Why? First off it’s rude to interrupt and at this point, your prospect doesn’t know you and therefore doesn’t care about you or your business.

The goal is to build a rapport and get them talking about their business and their accomplishments. Everybody loves to talk about themselves when giving the opportunity. 🙂

Remember, people want to do business with people they know, like and trust.

During your conversation ask open end, emotional questions like;

“How did you get started in your line of work?”
“What sets you apart from your competitors?”

“What advice would you give future entrepreneurs?”

And the most important question;

“How can I tell if someone I know or meet is a good prospect for your business?”

This question is very important and you should ask it with great interest. You have just told your prospect that you care about them and the success of their business on the first call without looking for anything in return.

Asking questions like this and building a positive relationship with your prospect will result in direct business and tons of referrals for you in the future.

Step 3: After the conversation it’s time to follow up with an email or postage note. Mail the note the same day of the conversation. This note does not have to be long, in fact it should be about one sentence long.

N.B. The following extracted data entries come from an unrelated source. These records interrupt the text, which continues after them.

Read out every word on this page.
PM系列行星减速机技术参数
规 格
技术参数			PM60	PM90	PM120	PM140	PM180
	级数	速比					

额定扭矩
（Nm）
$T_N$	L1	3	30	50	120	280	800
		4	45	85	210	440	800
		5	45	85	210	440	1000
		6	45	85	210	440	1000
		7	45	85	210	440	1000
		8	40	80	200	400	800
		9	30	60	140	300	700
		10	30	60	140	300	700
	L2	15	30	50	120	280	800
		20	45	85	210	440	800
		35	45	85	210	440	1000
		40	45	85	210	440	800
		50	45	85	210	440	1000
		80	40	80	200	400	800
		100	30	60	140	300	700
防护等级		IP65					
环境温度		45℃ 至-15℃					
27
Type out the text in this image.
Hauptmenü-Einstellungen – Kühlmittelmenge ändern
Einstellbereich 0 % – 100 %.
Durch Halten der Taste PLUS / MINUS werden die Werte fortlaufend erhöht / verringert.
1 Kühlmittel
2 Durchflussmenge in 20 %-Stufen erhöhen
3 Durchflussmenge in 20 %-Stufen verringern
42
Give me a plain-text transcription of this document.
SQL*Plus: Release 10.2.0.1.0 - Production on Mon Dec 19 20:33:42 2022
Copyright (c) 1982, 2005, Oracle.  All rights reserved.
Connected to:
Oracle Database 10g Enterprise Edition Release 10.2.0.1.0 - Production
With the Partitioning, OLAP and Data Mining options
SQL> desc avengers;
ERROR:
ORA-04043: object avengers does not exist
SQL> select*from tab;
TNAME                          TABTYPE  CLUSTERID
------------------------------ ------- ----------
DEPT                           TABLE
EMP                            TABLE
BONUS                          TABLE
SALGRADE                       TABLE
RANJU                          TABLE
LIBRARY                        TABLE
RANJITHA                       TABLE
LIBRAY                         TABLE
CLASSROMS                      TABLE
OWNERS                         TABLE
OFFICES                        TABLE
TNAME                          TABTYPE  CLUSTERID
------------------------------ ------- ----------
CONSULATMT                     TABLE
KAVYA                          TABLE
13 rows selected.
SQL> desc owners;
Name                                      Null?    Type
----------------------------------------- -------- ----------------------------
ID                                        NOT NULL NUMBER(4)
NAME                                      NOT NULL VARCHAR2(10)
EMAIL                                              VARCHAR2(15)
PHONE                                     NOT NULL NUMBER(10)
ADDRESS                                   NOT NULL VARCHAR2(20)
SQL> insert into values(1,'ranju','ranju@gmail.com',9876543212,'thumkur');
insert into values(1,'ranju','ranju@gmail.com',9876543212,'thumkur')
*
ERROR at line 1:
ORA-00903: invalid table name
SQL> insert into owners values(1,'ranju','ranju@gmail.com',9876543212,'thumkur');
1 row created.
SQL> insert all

If you use a postage note, I recommend you use a postcard (8 x 3.5 inches) with your picture and business contact info or notepad with the same contents and MAKE IT PERSONAL.

When writing your follow up postage note, use blue ink (studies show that blue ink is more effective than black ink or any other color). Your note should read;

“Hi Joe or Jane (Mr. or Mrs.),Thank you. It was a pleasure speaking with you over the phone. If I can ever refer business your way, I most certainly will.”

I suggest you place your postcard in a number 10 envelope hand addressed and hand stamped. Do not use a impersonal mailing label or postage meter. KEEP IT PERSONAL.

Follow up with your JV prospects and all other contacts on a consistent basis. Consistency separates the rookies from the pros. What category do in fall under?

Step 4: After you’ve built a relationship with them and it‘s the RIGHT TIME, pitch your joint venture offer. Offer them a commission of 50% or even 75%. You have to remember something. Once their customers buy your product, their customers now become your customers and you can up sell back end products to them forever… and keep 100% of the profits!

Be generous with the commission structure. They’ll appreciate it.

A good commission structure will also motivate them to promote your product or service.

Make sure you have a sales letter that converts. By this point, you should have tested your sales letter and have statistics to prove it.

If your sales letter does not convert, you risk the chance of losing your JV prospect forever and ruining you image by looking unprofessional.

I suggest that you try to set up at least 12 JV’s to really explode your sales and build future relationships with your prospects.

Once you’ve built a relationship with your prospects, you have a proven sales letter that converts, you deliver on your promise, and you offer your prospects a generous commission…. they’ll be eager to promote your product well into the future for many years to come.

This means more leads, more sales, and FREE ADVERTISING!